Certainly, many of Princeton’s top athletes performed to their billing at Penn’s Franklin Field this weekend. Donn Cabral ’12 won the 10,000-meter race and hammered the field in the steeplechase, while Conor McCullough ’15 outdistanced his competition by 40 feet in the hammer throw, joining three other Tigers as individual champions.
But those six victories did not give Princeton an edge on Cornell, which won eight of the 22 events. While many of the Big Red’s other competitors disappointed – Cornell fell 30 points below HepsTrack’s projections – several Tigers stepped up to add key points to the team’s total. In Saturday’s pole vault competition, Adam Bragg ’15 (second place) and Derek Hynes ’12 (tied for fourth) beat expectations to join Dave Slovenski ’12 (third) on the scoreboard for Princeton.
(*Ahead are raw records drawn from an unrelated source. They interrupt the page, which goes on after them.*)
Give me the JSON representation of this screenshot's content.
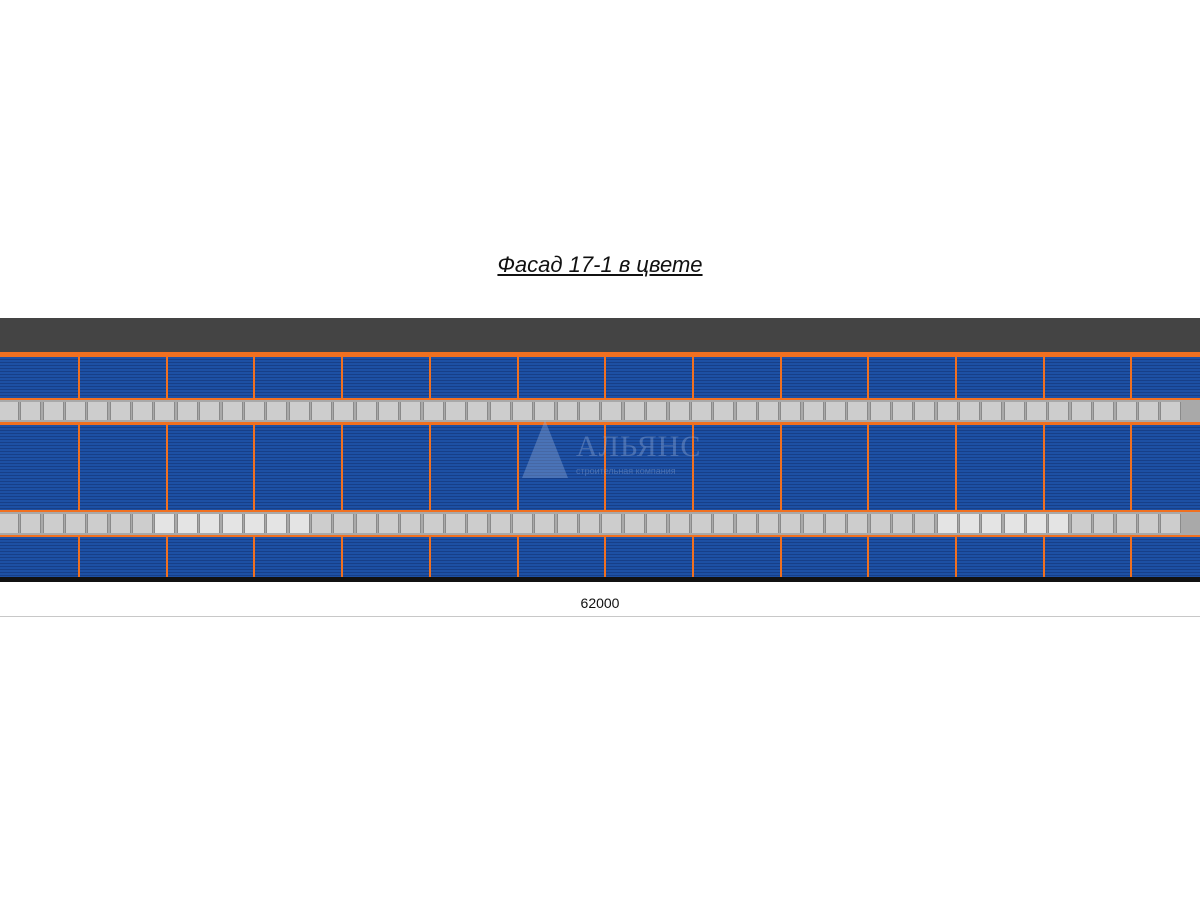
{
  "title": "Фасад 17-1 в цвете",
  "dimension": "62000",
  "watermark": {
    "name": "АЛЬЯНС",
    "subtitle": "строительная компания"
  },
  "colors": {
    "roof": "#444444",
    "trim": "#f07020",
    "panel": "#1c4ea0",
    "window": "#cdcdcd",
    "base": "#111111"
  },
  "facade": {
    "bays": 14,
    "windows_per_strip": 53
  }
}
The following day, four Tigers placed in the top six of the steeplechase, as Eddie Owens ’15 and Tyler King ’12 put up impressive times to combine with Cabral and Connor Martin ’15 for 21 points, the meet’s highest team total in any event.
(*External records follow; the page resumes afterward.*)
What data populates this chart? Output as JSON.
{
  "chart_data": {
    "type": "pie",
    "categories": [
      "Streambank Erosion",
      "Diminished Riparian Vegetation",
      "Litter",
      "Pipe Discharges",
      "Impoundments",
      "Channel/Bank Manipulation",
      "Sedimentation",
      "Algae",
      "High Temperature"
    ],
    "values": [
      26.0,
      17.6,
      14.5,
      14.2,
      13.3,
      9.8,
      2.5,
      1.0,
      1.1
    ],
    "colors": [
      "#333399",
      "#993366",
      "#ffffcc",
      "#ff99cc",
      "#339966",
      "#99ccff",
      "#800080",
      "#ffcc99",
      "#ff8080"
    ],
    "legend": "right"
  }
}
Princeton’s stars will have other chances to shine, starting at the NCAA East Regional later this month and eventually at NCAA Championships June 6-9. Its third Ivy League title, however, was a true team effort.
Quick takes
After a tough year by the program’s lofty standards, WOMEN’S TRACK AND FIELD had one of its strongest meets in Philadelphia this weekend. Princeton did not seriously threaten Cornell, which rolled to its ninth outdoor title in 11 years, but the Tigers took second place comfortably with 134 points. Many of those came from Eileen Moran ’12, who took individual titles in the 100 and 200 meters and placed first and second in two relays.
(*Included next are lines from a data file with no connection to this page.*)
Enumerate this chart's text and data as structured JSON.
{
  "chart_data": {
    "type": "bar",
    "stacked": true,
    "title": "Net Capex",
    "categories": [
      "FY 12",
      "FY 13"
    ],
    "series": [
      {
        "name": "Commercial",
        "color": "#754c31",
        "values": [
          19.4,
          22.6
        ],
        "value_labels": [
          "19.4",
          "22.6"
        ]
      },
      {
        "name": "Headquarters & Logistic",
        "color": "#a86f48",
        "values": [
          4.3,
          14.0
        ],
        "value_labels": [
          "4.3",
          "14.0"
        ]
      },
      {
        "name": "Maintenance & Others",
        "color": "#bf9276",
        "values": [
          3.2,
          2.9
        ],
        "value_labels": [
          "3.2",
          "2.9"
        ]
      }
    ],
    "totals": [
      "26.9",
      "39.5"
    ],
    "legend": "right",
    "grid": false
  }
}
With seemingly all momentum on its side, MEN’S LACROSSE fell horribly flat in the Ivy League Tournament final. Princeton, which had not allowed more than 10 goals in a game before Sunday, took the wrong end of a 15-7 rout against Yale. For seven hours, the Tigers thought their season might have ended on the worst possible note, but they got a reprieve when they received an at-large bid to the NCAA Tournament, even when most projections had them on the wrong side of the bubble. Princeton will face No. 5-seed Virginia on Sunday. Despite this weekend’s loss, the Tigers still could be a dangerous tournament team.
This weekend, WOMEN’S WATER POLO head coach Luis Nicolao will face USC in the first round of the NCAA Championships. Sound familiar? Six months ago, Nicolao led the men’s team to NCAAs and faced the Trojans, although in a slightly different format (the women’s championship includes eight teams; the men’s, only four). These Tigers might have a better chance than their predecessors, who lost 17-4 to the eventual national champions, but they are still major underdogs. Even if they lose in the first round, the consolation bracket should provide some interesting competition.


Kevin Whitaker ’13 is an economics major and Daily Princetonian sports editor.